December 10th was Human Rights Day, and at Lucky Iron Life we strongly believe that nutrition is a fundamental human right. However, the common narrative surrounding poor nutrition for women, girls, and gender diverse people is often disempowering because their right to nutrition and a healthy body are framed around their reproductive capacity. By protecting their rights as it relates to their role as mothers or potential mothers ignores the fact that they are entitled to nutritious food because they are human beings who deserve power and control in their lives. It is time for a paradigm shift in how we talk about the right to nutrition.
Good nutrition and gender equality are mutually reinforcing. Empowering women, girls, and gender diverse people is crucial in achieving gender equality. When women are empowered, they have better access to resources, including food and finances, which improves their nutritional status and overall well-being. In addition, by centering their rights around their ability to have children reinforces the notion that women, girls, and gender diverse people are only as valuable as their reproductive abilities rather than valuable for themselves. Therefore, to promote women’s, girls’, and gender diverse peoples’ empowerment and achieve gender equality, there needs to be a paradigm shift in the nutrition sector that recognizes the inherent dignity and worth of them regardless of their reproductive choices or capacities.
A person's gender often determines their access to nutrition interventions and increases the likelihood of malnutrition, thus making achieving equality impossible. It's concerning to see how climate change can worsen malnutrition rates and micronutrient deficiencies, which can have a devastating impact on the health of women, girls, and gender diverse individuals. It's crucial that we prioritize addressing this basic human right to ensure that everyone has access to adequate nutrition.

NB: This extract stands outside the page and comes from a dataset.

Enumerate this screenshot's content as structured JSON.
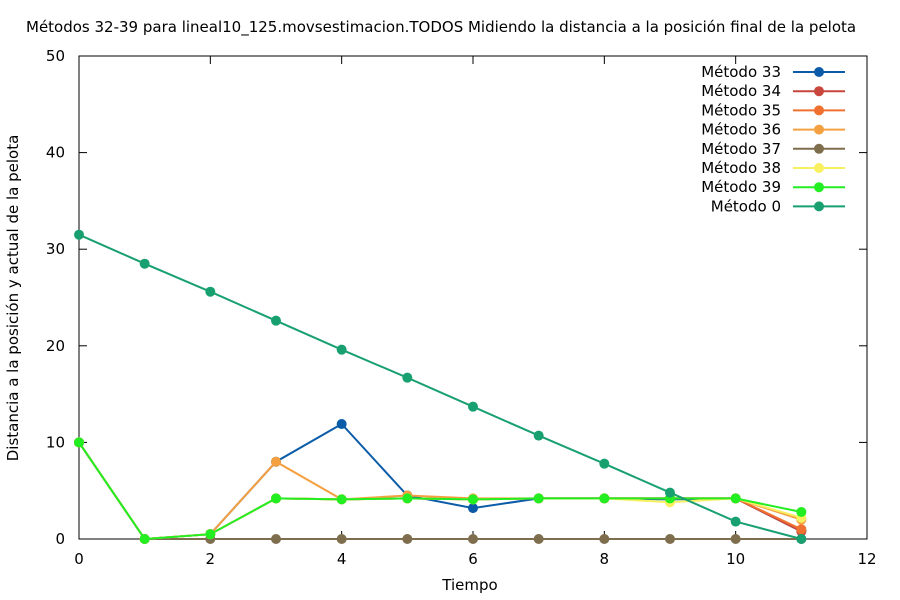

Unfortunately, most women, girls, and gender diverse people are rarely consulted when decisions are made about their bodies, health, or minds. To shift the paradigm and promote their empowerment, we need to take a different approach - whereby we reject any policies or interventions that fragment their bodies. Rather, we need to meaningfully engage with women, girls, and gender diverse people to establish policies and interventions that facilitate true equality.